Preference learning and RL. Methods such as RLHF or direct preference optimization fit a policy to a learned reward. They can improve compliance with policies and adjust trade-offs like helpfulness versus caution. They also introduce failure modes: reward misspecification, reward hacking, degraded calibration, and shifts toward safe-sounding but less informative answers. Their value is highest when a reward can be specified that is stable across scenarios and resistant to shortcuts.
Knowledge editing. Targeted edits to facts can correct localized errors. The benefit is surgical scope. The risk is collateral change to related concepts and the need for focused regression tests around the edited region.

These levers can be compared along useful dimensions: locality of change, time to effect, reversibility, risk of collateral damage, and the breadth of scenarios they influence. An explicit “fixability matrix” that places failure modes on rows and levers on columns makes these trade-offs visible. For example, an unsupported claim in the presence of available evidence often aligns with retrieval or verification changes, while persistent overconfidence may call for data that includes unanswerable cases and for a calibrated decision rule.

Agents and sequential decisions

Agentic systems extend the problem. They produce sequences of actions with side effects. Evaluation then concerns policies over trajectories rather than isolated outputs. Typical controls include state validation before and after tool calls, limits on steps, time, and spend, and approval flows for irreversible actions. The analytical point is that risk compounds across a trajectory, which shifts assurance from answers to plans and from single-step accuracy to properties of the entire sequence.

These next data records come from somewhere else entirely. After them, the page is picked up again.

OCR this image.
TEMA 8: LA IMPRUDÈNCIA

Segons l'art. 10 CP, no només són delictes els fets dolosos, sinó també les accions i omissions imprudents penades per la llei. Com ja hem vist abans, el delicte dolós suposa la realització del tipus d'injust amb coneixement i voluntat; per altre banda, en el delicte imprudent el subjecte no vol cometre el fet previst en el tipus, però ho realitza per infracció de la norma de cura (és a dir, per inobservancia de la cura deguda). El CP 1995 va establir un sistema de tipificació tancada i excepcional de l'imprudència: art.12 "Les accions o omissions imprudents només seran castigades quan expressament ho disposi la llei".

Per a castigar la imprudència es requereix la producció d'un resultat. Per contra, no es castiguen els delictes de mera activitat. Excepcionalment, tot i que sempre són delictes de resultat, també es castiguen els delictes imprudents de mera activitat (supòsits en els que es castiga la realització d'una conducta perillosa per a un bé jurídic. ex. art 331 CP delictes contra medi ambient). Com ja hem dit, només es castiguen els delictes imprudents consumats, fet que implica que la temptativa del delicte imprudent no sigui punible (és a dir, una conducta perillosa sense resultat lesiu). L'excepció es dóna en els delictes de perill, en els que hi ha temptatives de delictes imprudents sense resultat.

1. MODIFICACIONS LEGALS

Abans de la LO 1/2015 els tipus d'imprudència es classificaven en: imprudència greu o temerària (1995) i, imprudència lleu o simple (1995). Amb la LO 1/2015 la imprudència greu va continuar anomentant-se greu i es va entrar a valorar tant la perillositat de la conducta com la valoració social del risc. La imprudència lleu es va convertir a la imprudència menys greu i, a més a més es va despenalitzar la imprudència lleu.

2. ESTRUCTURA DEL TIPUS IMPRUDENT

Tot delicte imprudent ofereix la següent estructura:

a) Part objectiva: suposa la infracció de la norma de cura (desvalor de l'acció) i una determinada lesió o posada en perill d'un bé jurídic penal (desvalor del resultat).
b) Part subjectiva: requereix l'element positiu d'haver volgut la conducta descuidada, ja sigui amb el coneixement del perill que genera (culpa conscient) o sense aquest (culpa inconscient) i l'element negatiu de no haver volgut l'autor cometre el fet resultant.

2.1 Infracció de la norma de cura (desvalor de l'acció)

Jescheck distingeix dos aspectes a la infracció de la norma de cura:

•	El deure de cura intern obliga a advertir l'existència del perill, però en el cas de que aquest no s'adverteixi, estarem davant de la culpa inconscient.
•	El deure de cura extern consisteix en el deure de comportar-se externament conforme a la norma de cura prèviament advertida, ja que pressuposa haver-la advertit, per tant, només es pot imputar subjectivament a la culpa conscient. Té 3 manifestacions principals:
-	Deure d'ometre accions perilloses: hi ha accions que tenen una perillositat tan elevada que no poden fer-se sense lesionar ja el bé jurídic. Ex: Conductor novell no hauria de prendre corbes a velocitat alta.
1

What can be claimed, responsibly

Without a general theory of LLMs, universal guarantees are unavailable. Defensible claims take the following form: within declared scenarios, failure rates for defined modes do not exceed stated bounds at stated confidence; outputs satisfy stated properties and contracts; runtime controls enforce abstention and containment; and monitoring detects when traffic leaves scope. This is less dramatic than a single accuracy number and more informative for anyone who has to depend on the system.

The picture that emerges is not heroic. It is practical. Classical systems already relied on stable distributions, although that reliance was easy to miss. LLM systems make the reliance explicit and add non-determinism, unbounded inputs, and limited direct fixability. The analytical response is a mixture of constraints that bound behavior, probabilistic evidence tied to scenarios, and a structured view of what it means to fix an error when most of the software is a model one does not directly control.